I want to take this time to discuss some of the themes that we are currently examining and plan to examine in the near future that directly affect recruitment and retention.
Last June, I held a press conference addressing the ongoing issues surrounding misconduct in the military and the department. During that press conference, I stated that the Canadian Forces grievance system is broken. I will hold that position until I see that there is a long-term solution to what are clearly some deep issues that revive the long delays every time after a quick fix to address the backlog.
As I have told many of you, our office is in a unique position to make this determination. We are sometimes called an office of last resort. This means that we typically refer people back into the grievance system until those mechanisms have been exhausted, or unless there are compelling circumstances. What I can say firmly is that we are intervening in more cases earlier in the grievance process, and this is a troubling trend.
The grievance system is the principal recourse mechanism that a Canadian Armed Forces member has to address unfairness or seek a resolution to a variety of situations. However, members can face significant delays in the grievance process. For some, these delays can lead to financial hardship, physical and emotional stress, relationship breakdown and worse. Recently, I have had to involve myself in two grievance files, one that was over nine years, and another over four years. My office has since received a response to our query related to all grievances that are delayed, broken down by grievance type and length of delay. This response provides a clear picture of the number problem, but it does not reveal the reality of why this is occurring.
As I stated to the chief of the defence staff in two letters sent in late 2021, I strongly believe that the fix to the grievance system is both people and process. Unfortunately, many of the fixes we have seen thrown at the system over the decades have only provided a surge capacity of people to bring down the backlog.
The underlying problems in the grievance system are daunting, but failure to act on them in a meaningful way will only continue to erode trust in the system. Like many before them, many more CAF members with promising careers ahead of them will walk out the door as a result of inaction. It is discouraging that some of the issues we continue to identify with the chain of command were raised by the first ombudsman between 1998 and 2005. The cycle continues.
Simple fixes, such as addressing the fact that the chief of the defence staff has very limited financial authority to address an unfairness for a CAF member, makes absolutely no sense.
From a retention perspective, any prospective member of the Canadian Armed Forces should know that, if they face an issue during their time in uniform, there is a system in place that works. Currently, that cannot be guaranteed, and this will have an impact on keeping people in the armed forces.
Following this theme of trust, we also need to ensure we are making the institution stronger by guaranteeing the independence of its arm's-length bodies. The sexual misconduct response centre, SMRC, our office and other military and civilian authorities need to be protected against the possibilities of outside influence and even the perception of it. Without additional measures put in place to solidify this independence, trust will continue to erode.
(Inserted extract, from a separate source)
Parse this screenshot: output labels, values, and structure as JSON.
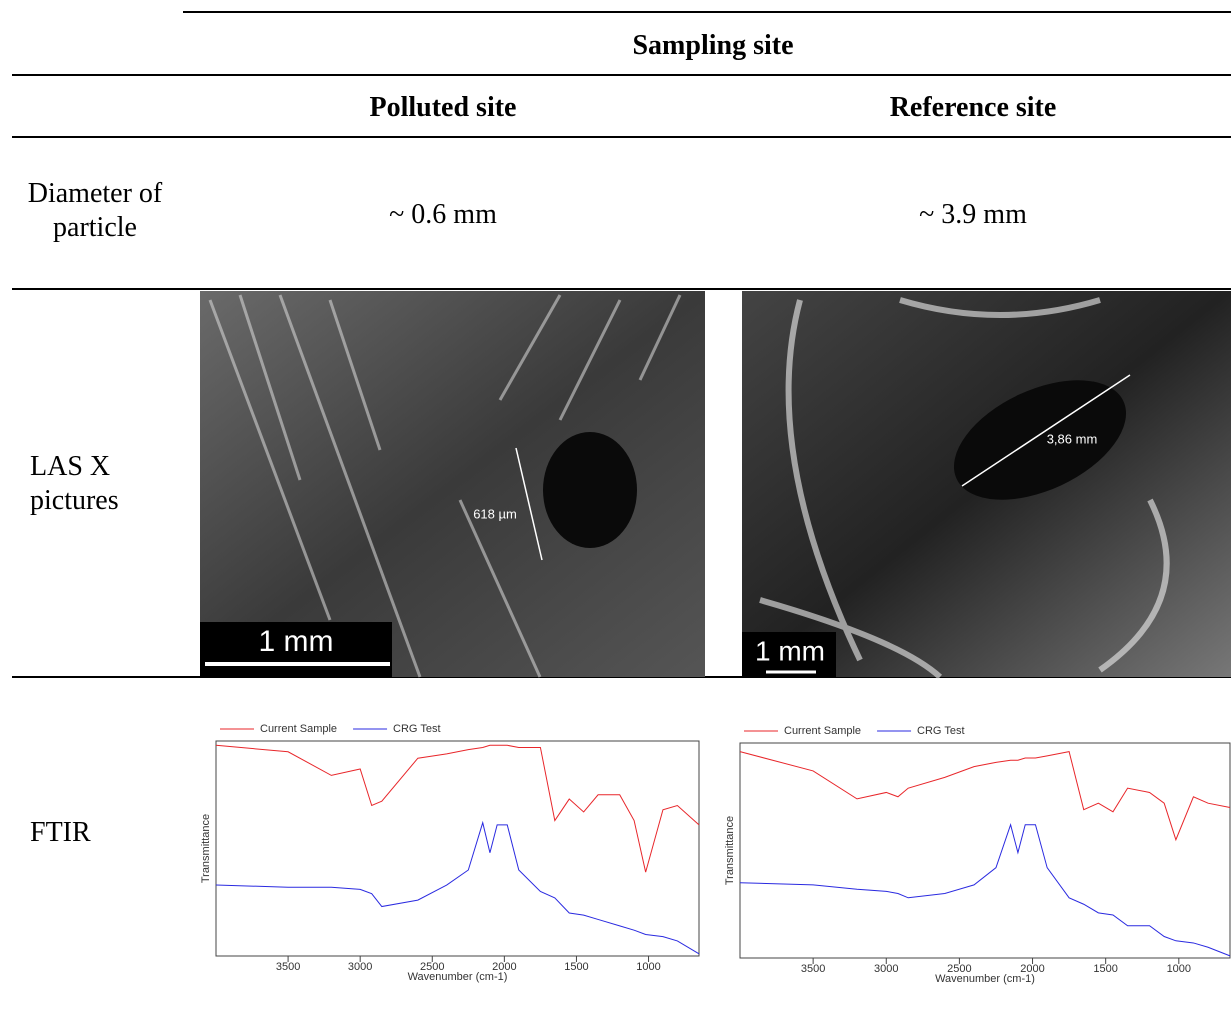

On a second theme, we are all aware of the culture crisis that the Canadian Armed Forces and the Department of National Defence now suffer. Stories about misconduct continue to drive the news cycles. As a result, we know that talented, well-trained people have left the Canadian Armed Forces because they were directly affected by these stories, or as a result of how the military responded to them. Though difficult to measure, this has likely impacted recruitment as well. The overall culture in the military, including its initiatives to promote inclusion and diversity within its ranks, continues to suffer.
Though we have seen promising organizational changes, such as the standing up of the chief professional conduct and culture, we are far from seeing the results of anything that would constitute substantial change on the horizon.